O país ainda vivia uma ditadura, em 1976, quando um grupo de amigos de Nova Iguaçu decidiu importar um novo estilo de vida. Enquanto os jovens da Zona Sul carioca cantarolavam as músicas dos Doces Bárbaros nas areias de Ipanema, os surfistas do asfalto, sem litoral, criaram o próprio mar em praça pública.
— O skate surgiu pela falta de ondas nas praias. Isto nos Estados Unidos, mas aqui na Baixada nem temos mar — brinca o skatista China, apelido do designer Sérgio Pereira.
Na época, China era um jovem de 18 anos e não sabia ao certo o que estava fazendo. Ainda assim, usando a experiência das ladeiras da cidade, projetou uma das melhores pistas de skate do Rio de Janeiro. A primeira da América Latina e que, nestes 35 anos, virou ponto de referência para a cidade e para a vida de quatro gerações.
— Tudo foi feito com ingenuidade. Olhando para trás, eu até duvido de que tenha dado certo! Ninguém que trabalhou na construção e nem eu que projetei tínhamos visto coisa igual — explica China.
Na verdade, eles até tinham referências: algumas revistas que o grupo conseguia trazer para o Brasil, graças à amizade com comissários de bordo de uma companhia aérea que voava sempre para a América do Norte.
— Mas era um jogo de paciência. A gente esperava dois meses para chegar or uma revista. E era tudo que a gente tinha, além da vontade de fazer aquilo, de deslizar — revela Hotio, hoje o empresário da construção Luiz Carlos Mansur, de 51 anos.
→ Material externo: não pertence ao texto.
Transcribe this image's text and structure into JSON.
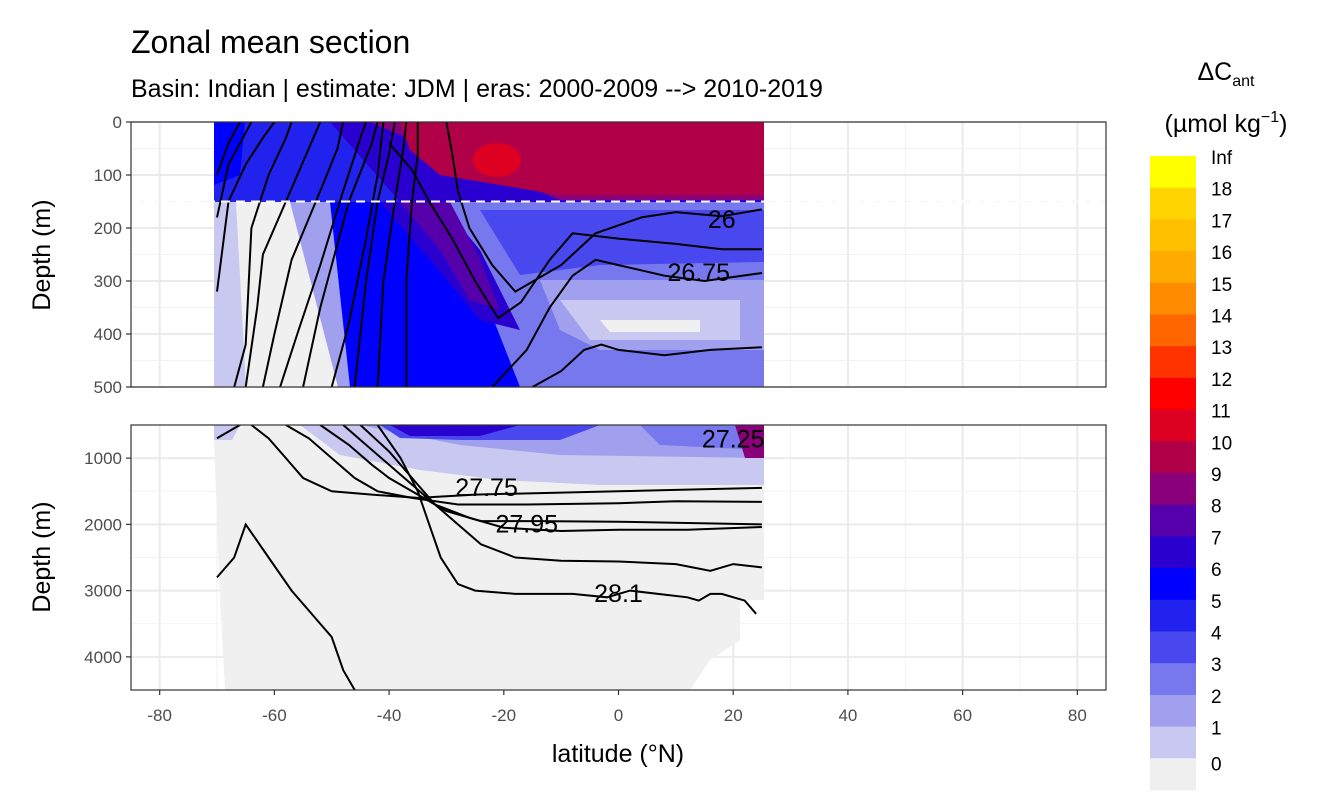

Das fotos estáticas das revistas, os skatistas tinham que extrair cada detalhe das manobras.
— Era complicado, mas não era impossível para a gente. O skate ainda estava muito próximo do surf e as manobras também — relembra China.
O skate havia chegado à Baixada há cerca de três anos, através de moradores que tinham contato com a Zona Sul carioca. No início de 1976, o movimento pró-pista ganhou força graças a um grupo de jovens apaixonados pelas curvas. A pista foi concluída em dezembro do mesmo ano.
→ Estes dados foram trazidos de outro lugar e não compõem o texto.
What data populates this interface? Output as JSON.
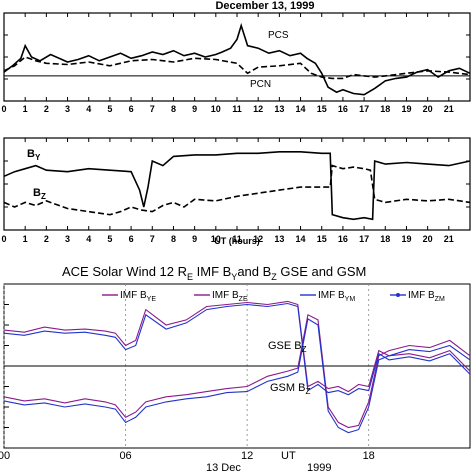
{
  "chart_data": [
    {
      "type": "line",
      "title": "December 13, 1999",
      "xlabel": "",
      "ylabel": "",
      "xlim": [
        0,
        22
      ],
      "x_ticks": [
        "0",
        "1",
        "2",
        "3",
        "4",
        "5",
        "6",
        "7",
        "8",
        "9",
        "10",
        "11",
        "12",
        "13",
        "14",
        "15",
        "16",
        "17",
        "18",
        "19",
        "20",
        "21"
      ],
      "baseline": 0,
      "annotations": [
        "PCS",
        "PCN"
      ],
      "series": [
        {
          "name": "PCS",
          "style": "solid",
          "x": [
            0,
            0.4,
            0.8,
            1,
            1.3,
            1.7,
            2.2,
            3,
            3.5,
            4,
            4.5,
            5,
            5.5,
            6,
            6.5,
            7,
            7.5,
            8,
            8.5,
            9,
            9.5,
            10,
            10.3,
            10.7,
            11,
            11.2,
            11.5,
            12,
            12.5,
            13,
            13.5,
            14,
            14.3,
            14.7,
            15,
            15.3,
            15.7,
            16,
            16.5,
            17,
            17.5,
            18,
            18.5,
            19,
            19.5,
            20,
            20.5,
            21,
            21.5,
            22
          ],
          "y": [
            0.3,
            0.8,
            1.4,
            2.4,
            1.5,
            1.2,
            1.7,
            1.1,
            1.3,
            1.6,
            1.2,
            1.5,
            1.8,
            1.4,
            1.6,
            1.9,
            1.7,
            2.0,
            1.6,
            1.8,
            1.5,
            1.7,
            1.9,
            2.2,
            2.9,
            4.0,
            2.4,
            2.2,
            1.8,
            2.0,
            1.6,
            1.8,
            1.4,
            1.0,
            0.2,
            -0.9,
            -1.3,
            -1.1,
            -1.4,
            -1.5,
            -1.0,
            -0.4,
            -0.2,
            -0.1,
            0.3,
            0.5,
            -0.1,
            0.4,
            0.6,
            0.2
          ]
        },
        {
          "name": "PCN",
          "style": "dashed",
          "x": [
            0,
            0.5,
            1,
            1.5,
            2,
            3,
            4,
            5,
            6,
            7,
            8,
            9,
            10,
            11,
            11.5,
            12,
            13,
            14,
            14.5,
            15,
            15.5,
            16,
            16.5,
            17,
            17.5,
            18,
            19,
            20,
            21,
            22
          ],
          "y": [
            0.4,
            0.8,
            1.5,
            1.2,
            1.0,
            0.9,
            1.1,
            0.8,
            1.2,
            1.3,
            1.1,
            1.4,
            1.3,
            1.0,
            0.2,
            0.7,
            0.8,
            1.0,
            0.2,
            -0.1,
            -0.2,
            -0.2,
            0.1,
            0.0,
            -0.1,
            0.0,
            0.2,
            0.4,
            0.3,
            0.1
          ]
        }
      ]
    },
    {
      "type": "line",
      "title": "",
      "xlabel": "UT (hours)",
      "ylabel": "",
      "xlim": [
        0,
        22
      ],
      "x_ticks": [
        "0",
        "1",
        "2",
        "3",
        "4",
        "5",
        "6",
        "7",
        "8",
        "9",
        "10",
        "11",
        "12",
        "13",
        "14",
        "15",
        "16",
        "17",
        "18",
        "19",
        "20",
        "21"
      ],
      "annotations": [
        "B",
        "Y",
        "B",
        "Z"
      ],
      "series": [
        {
          "name": "BY",
          "style": "solid",
          "x": [
            0,
            0.5,
            1,
            1.5,
            2,
            3,
            4,
            5,
            6,
            6.4,
            6.6,
            6.8,
            7,
            7.5,
            8,
            9,
            10,
            11,
            12,
            13,
            14,
            15,
            15.4,
            15.5,
            16,
            16.5,
            17,
            17.4,
            17.5,
            18,
            19,
            20,
            21,
            22
          ],
          "y": [
            0.5,
            0.8,
            1.0,
            1.2,
            0.9,
            0.8,
            1.0,
            0.9,
            0.8,
            -0.4,
            -1.5,
            -0.2,
            1.5,
            1.2,
            1.8,
            1.9,
            1.9,
            2.0,
            2.0,
            2.1,
            2.1,
            2.0,
            2.0,
            -2.0,
            -2.2,
            -2.3,
            -2.2,
            -2.3,
            1.5,
            1.3,
            1.4,
            1.3,
            1.2,
            1.5
          ]
        },
        {
          "name": "BZ",
          "style": "dashed",
          "x": [
            0,
            0.5,
            1,
            1.5,
            2,
            3,
            4,
            5,
            5.5,
            6,
            6.5,
            7,
            7.5,
            8,
            8.5,
            9,
            10,
            11,
            12,
            13,
            14,
            15,
            15.4,
            15.5,
            16,
            16.5,
            17,
            17.3,
            17.5,
            18,
            19,
            20,
            21,
            22
          ],
          "y": [
            -1.2,
            -1.5,
            -1.2,
            -1.4,
            -1.1,
            -1.6,
            -1.8,
            -2.0,
            -1.8,
            -1.5,
            -1.7,
            -1.8,
            -1.4,
            -1.2,
            -1.5,
            -1.0,
            -1.1,
            -0.8,
            -0.6,
            -0.4,
            -0.2,
            -0.2,
            -0.2,
            1.2,
            1.0,
            1.1,
            1.0,
            0.9,
            -1.0,
            -1.2,
            -1.0,
            -1.1,
            -1.0,
            -1.2
          ]
        }
      ]
    },
    {
      "type": "line",
      "title": "ACE  Solar Wind 12 R",
      "title_parts": [
        "ACE  Solar Wind 12 R",
        "E",
        " IMF B",
        "Y",
        "and B",
        "Z",
        " GSE and GSM"
      ],
      "xlabel": "UT",
      "x_ticks": [
        "00",
        "06",
        "12",
        "18"
      ],
      "x_tick_hours": [
        0,
        6,
        12,
        18
      ],
      "xlim": [
        0,
        23
      ],
      "footer": [
        "13 Dec",
        "1999"
      ],
      "baseline": 0,
      "annotations": [
        {
          "text": "GSE B",
          "sub": "Z"
        },
        {
          "text": "GSM B",
          "sub": "Z"
        }
      ],
      "legend": [
        {
          "label": "IMF B",
          "sub": "YE",
          "color": "#8b1a8b"
        },
        {
          "label": "IMF B",
          "sub": "ZE",
          "color": "#8b1a8b"
        },
        {
          "label": "IMF B",
          "sub": "YM",
          "color": "#2233cc"
        },
        {
          "label": "IMF B",
          "sub": "ZM",
          "color": "#2233cc"
        }
      ],
      "series": [
        {
          "name": "IMF BYE",
          "color": "#8b1a8b",
          "x": [
            0,
            1,
            2,
            3,
            4,
            5,
            5.5,
            6,
            6.5,
            7,
            8,
            9,
            10,
            11,
            12,
            13,
            14,
            14.5,
            15,
            15.5,
            16,
            16.5,
            17,
            17.5,
            18,
            18.5,
            19,
            20,
            21,
            22,
            23
          ],
          "y": [
            3.5,
            3.3,
            3.8,
            3.5,
            3.6,
            3.4,
            3.2,
            2.0,
            2.5,
            5.5,
            4.0,
            4.5,
            5.8,
            6.0,
            6.2,
            6.0,
            6.3,
            6.0,
            -2.0,
            -1.5,
            -2.2,
            -2.0,
            -2.5,
            -1.8,
            -2.0,
            1.5,
            1.0,
            1.2,
            0.8,
            1.5,
            -0.5
          ]
        },
        {
          "name": "IMF BZE",
          "color": "#8b1a8b",
          "x": [
            0,
            1,
            2,
            3,
            4,
            5,
            5.5,
            6,
            6.5,
            7,
            8,
            9,
            10,
            11,
            12,
            13,
            14,
            14.5,
            15,
            15.5,
            16,
            16.5,
            17,
            17.5,
            18,
            18.5,
            19,
            20,
            21,
            22,
            23
          ],
          "y": [
            -3.0,
            -3.4,
            -3.2,
            -3.6,
            -3.2,
            -3.5,
            -3.8,
            -5.0,
            -4.5,
            -3.5,
            -3.0,
            -2.8,
            -2.5,
            -2.2,
            -2.0,
            -1.0,
            -0.5,
            -0.2,
            5.0,
            4.5,
            -4.0,
            -5.5,
            -6.0,
            -5.8,
            -3.5,
            1.0,
            1.5,
            2.0,
            1.8,
            2.5,
            1.0
          ]
        },
        {
          "name": "IMF BYM",
          "color": "#2233cc",
          "x": [
            0,
            1,
            2,
            3,
            4,
            5,
            5.5,
            6,
            6.5,
            7,
            8,
            9,
            10,
            11,
            12,
            13,
            14,
            14.5,
            15,
            15.5,
            16,
            16.5,
            17,
            17.5,
            18,
            18.5,
            19,
            20,
            21,
            22,
            23
          ],
          "y": [
            3.2,
            3.0,
            3.4,
            3.2,
            3.3,
            3.0,
            2.8,
            1.6,
            2.0,
            5.0,
            3.6,
            4.2,
            5.5,
            5.8,
            6.0,
            5.8,
            6.1,
            5.8,
            -2.4,
            -1.8,
            -2.6,
            -2.4,
            -2.8,
            -2.2,
            -2.4,
            1.2,
            0.6,
            0.9,
            0.5,
            1.2,
            -0.8
          ]
        },
        {
          "name": "IMF BZM",
          "color": "#2233cc",
          "x": [
            0,
            1,
            2,
            3,
            4,
            5,
            5.5,
            6,
            6.5,
            7,
            8,
            9,
            10,
            11,
            12,
            13,
            14,
            14.5,
            15,
            15.5,
            16,
            16.5,
            17,
            17.5,
            18,
            18.5,
            19,
            20,
            21,
            22,
            23
          ],
          "y": [
            -3.4,
            -3.8,
            -3.6,
            -4.0,
            -3.7,
            -4.0,
            -4.2,
            -5.5,
            -5.0,
            -4.0,
            -3.5,
            -3.2,
            -3.0,
            -2.6,
            -2.5,
            -1.5,
            -1.0,
            -0.6,
            4.6,
            4.0,
            -4.4,
            -6.0,
            -6.5,
            -6.2,
            -4.0,
            0.6,
            1.0,
            1.6,
            1.4,
            2.0,
            0.6
          ]
        }
      ]
    }
  ]
}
E foi assim, aos poucos, que a juventude da Baixada Fluminense foi descobrindo como moldar o concreto para alcançar a ondulação perfeita e surfar no asfalato. O objetivo era transferir do chão duro ao corpo as sensações provocadas pelas distantes ondas da Califórnia.
Uma pista que atravessa gerações
Deslizando suavemente, com o vento contra o rosto e experimentando uma sensação de liberdade. Assim segue a antiga geração de skatistas, que construiu pista inspirada no mar.
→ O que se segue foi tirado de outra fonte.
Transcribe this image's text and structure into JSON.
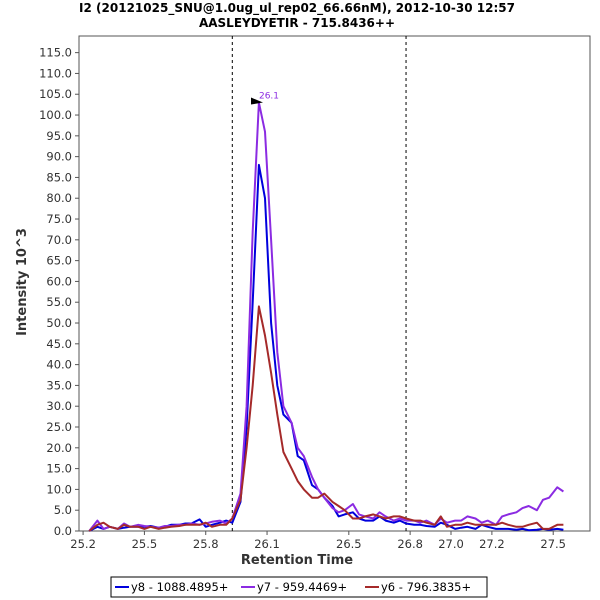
{
  "chart_data": {
    "type": "line",
    "title_line1": "I2 (20121025_SNU@1.0ug_ul_rep02_66.66nM), 2012-10-30 12:57",
    "title_line2": "AASLEYDYETIR - 715.8436++",
    "xlabel": "Retention Time",
    "ylabel": "Intensity 10^3",
    "xlim": [
      25.18,
      27.68
    ],
    "ylim": [
      0,
      119
    ],
    "xticks": [
      "25.2",
      "25.5",
      "25.8",
      "26.1",
      "26.5",
      "26.8",
      "27.0",
      "27.2",
      "27.5"
    ],
    "xtick_values": [
      25.2,
      25.5,
      25.8,
      26.1,
      26.5,
      26.8,
      27.0,
      27.2,
      27.5
    ],
    "yticks": [
      "0.0",
      "5.0",
      "10.0",
      "15.0",
      "20.0",
      "25.0",
      "30.0",
      "35.0",
      "40.0",
      "45.0",
      "50.0",
      "55.0",
      "60.0",
      "65.0",
      "70.0",
      "75.0",
      "80.0",
      "85.0",
      "90.0",
      "95.0",
      "100.0",
      "105.0",
      "110.0",
      "115.0"
    ],
    "ytick_values": [
      0,
      5,
      10,
      15,
      20,
      25,
      30,
      35,
      40,
      45,
      50,
      55,
      60,
      65,
      70,
      75,
      80,
      85,
      90,
      95,
      100,
      105,
      110,
      115
    ],
    "boundaries": [
      25.93,
      26.78
    ],
    "peak_annotation": {
      "label": "26.1",
      "x": 26.09,
      "y": 103
    },
    "series": [
      {
        "name": "y8 - 1088.4895+",
        "color": "#0000dd",
        "x": [
          25.23,
          25.27,
          25.3,
          25.33,
          25.37,
          25.4,
          25.43,
          25.47,
          25.5,
          25.53,
          25.57,
          25.6,
          25.63,
          25.67,
          25.7,
          25.73,
          25.77,
          25.8,
          25.83,
          25.87,
          25.9,
          25.93,
          25.97,
          26.0,
          26.03,
          26.06,
          26.09,
          26.12,
          26.15,
          26.18,
          26.22,
          26.25,
          26.28,
          26.32,
          26.35,
          26.38,
          26.42,
          26.45,
          26.48,
          26.52,
          26.55,
          26.58,
          26.62,
          26.65,
          26.68,
          26.72,
          26.75,
          26.78,
          26.82,
          26.85,
          26.88,
          26.92,
          26.95,
          26.98,
          27.02,
          27.05,
          27.08,
          27.12,
          27.15,
          27.18,
          27.22,
          27.25,
          27.28,
          27.32,
          27.35,
          27.38,
          27.42,
          27.45,
          27.48,
          27.52,
          27.55
        ],
        "y": [
          0,
          1.0,
          0.5,
          1.0,
          0.5,
          0.8,
          1.0,
          1.0,
          1.0,
          1.2,
          0.8,
          1.0,
          1.5,
          1.5,
          1.8,
          1.8,
          2.8,
          1.0,
          1.5,
          2.0,
          2.5,
          2.0,
          7.0,
          25,
          55,
          88,
          80,
          50,
          35,
          28,
          26,
          18,
          17,
          11,
          10,
          8,
          6,
          3.5,
          4.0,
          4.5,
          3.0,
          2.5,
          2.5,
          3.5,
          2.5,
          2.0,
          2.5,
          1.8,
          1.5,
          1.5,
          1.2,
          1.0,
          2.0,
          1.5,
          0.5,
          0.8,
          1.0,
          0.5,
          1.5,
          1.0,
          0.5,
          0.5,
          0.5,
          0.3,
          0.5,
          0.2,
          0.3,
          0.5,
          0.3,
          0.5,
          0.3
        ]
      },
      {
        "name": "y7 - 959.4469+",
        "color": "#8B2BE2",
        "x": [
          25.23,
          25.27,
          25.3,
          25.33,
          25.37,
          25.4,
          25.43,
          25.47,
          25.5,
          25.53,
          25.57,
          25.6,
          25.63,
          25.67,
          25.7,
          25.73,
          25.77,
          25.8,
          25.83,
          25.87,
          25.9,
          25.93,
          25.97,
          26.0,
          26.03,
          26.06,
          26.09,
          26.12,
          26.15,
          26.18,
          26.22,
          26.25,
          26.28,
          26.32,
          26.35,
          26.38,
          26.42,
          26.45,
          26.48,
          26.52,
          26.55,
          26.58,
          26.62,
          26.65,
          26.68,
          26.72,
          26.75,
          26.78,
          26.82,
          26.85,
          26.88,
          26.92,
          26.95,
          26.98,
          27.02,
          27.05,
          27.08,
          27.12,
          27.15,
          27.18,
          27.22,
          27.25,
          27.28,
          27.32,
          27.35,
          27.38,
          27.42,
          27.45,
          27.48,
          27.52,
          27.55
        ],
        "y": [
          0,
          2.5,
          0.5,
          1.0,
          0.5,
          1.8,
          1.0,
          1.5,
          1.2,
          1.0,
          0.8,
          1.2,
          1.2,
          1.5,
          1.5,
          1.8,
          1.5,
          1.8,
          2.2,
          2.5,
          1.8,
          3.0,
          9.0,
          30,
          72,
          103,
          96,
          70,
          43,
          30,
          26,
          20,
          18,
          13,
          10,
          8,
          5.5,
          4.5,
          5.0,
          6.5,
          4.0,
          3.5,
          3.0,
          4.5,
          3.5,
          2.5,
          3.0,
          2.5,
          2.5,
          2.0,
          2.5,
          1.5,
          3.0,
          2.0,
          2.5,
          2.5,
          3.5,
          3.0,
          2.0,
          2.5,
          1.5,
          3.5,
          4.0,
          4.5,
          5.5,
          6.0,
          5.0,
          7.5,
          8.0,
          10.5,
          9.5
        ]
      },
      {
        "name": "y6 - 796.3835+",
        "color": "#a52a2a",
        "x": [
          25.23,
          25.27,
          25.3,
          25.33,
          25.37,
          25.4,
          25.43,
          25.47,
          25.5,
          25.53,
          25.57,
          25.6,
          25.63,
          25.67,
          25.7,
          25.73,
          25.77,
          25.8,
          25.83,
          25.87,
          25.9,
          25.93,
          25.97,
          26.0,
          26.03,
          26.06,
          26.09,
          26.12,
          26.15,
          26.18,
          26.22,
          26.25,
          26.28,
          26.32,
          26.35,
          26.38,
          26.42,
          26.45,
          26.48,
          26.52,
          26.55,
          26.58,
          26.62,
          26.65,
          26.68,
          26.72,
          26.75,
          26.78,
          26.82,
          26.85,
          26.88,
          26.92,
          26.95,
          26.98,
          27.02,
          27.05,
          27.08,
          27.12,
          27.15,
          27.18,
          27.22,
          27.25,
          27.28,
          27.32,
          27.35,
          27.38,
          27.42,
          27.45,
          27.48,
          27.52,
          27.55
        ],
        "y": [
          0,
          1.5,
          2.0,
          1.0,
          0.5,
          1.5,
          1.0,
          1.0,
          0.5,
          1.0,
          0.5,
          0.8,
          1.0,
          1.2,
          1.5,
          1.5,
          1.5,
          2.0,
          1.0,
          1.5,
          1.5,
          3.0,
          7.5,
          20,
          35,
          54,
          47,
          38,
          28,
          19,
          15,
          12,
          10,
          8,
          8,
          9,
          7,
          6,
          5,
          3,
          3,
          3.5,
          4.0,
          3.5,
          3.0,
          3.5,
          3.5,
          3.0,
          2.5,
          2.5,
          2.0,
          1.5,
          3.5,
          1.0,
          1.5,
          1.5,
          2.0,
          1.5,
          1.5,
          1.5,
          1.5,
          2.0,
          1.5,
          1.0,
          1.0,
          1.5,
          2.0,
          0.5,
          0.5,
          1.5,
          1.5
        ]
      }
    ],
    "legend_position": "bottom-center"
  }
}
— E a cor azul não é coincidência. Ela foi construída no meio do momento surf, por pessoas que queriam essas sensações — explica André Viana, de 36 anos, presidente da Federação de Skateboard do Estado do Rio de Janeiro (Faserj).
China e, depois, Hotio são dessa geração, que invadiu os anos 1980. Já André viu as mudanças que impulsionaram o esporte na década seguinte e o prepararam para outra etapa.
Agora, nos anos 2000, o esporte é bem radical. Marcado mais pelas manobras que pelo vento no rosto, desafiando não a “água”, mas a gravidade nas pistas, que se inclinam até ficarem verticais.
— Ainda assim a pista é importante. É preciso saber agir como ela pede . As manobras nas pistas modernas ficam cada vez mais fáceis — recomenda o skatista Felipe Ribeiro, que começou no esporte em 2005.
Sempre renovada
Apesar do caráter histórico da pista, ela teve sua fase ruim. Entre 1998 e 2004 ficou em segundo plano para as modernas pistas da Via Light. Era hora de se renovar, mas sem macular as curvas naturais.
— As mudanças foram para permitir novas manobras, que não eram usuais na época. Como deslizar em corrimão, por exemplo — explica André.
Com a instalação de corrimão e outros obstáculos, a pista ganhou uma área de escape, operação tapa-buracos e nova pintura, já com o tom azul.
A praça que ganhou seu nome também foi reconstruída e ganhou um anfiteatro com rampas, fazendo do local um complexo para o skate, capaz de agradar tanto a antiga, quanto a nova geração da Baixada.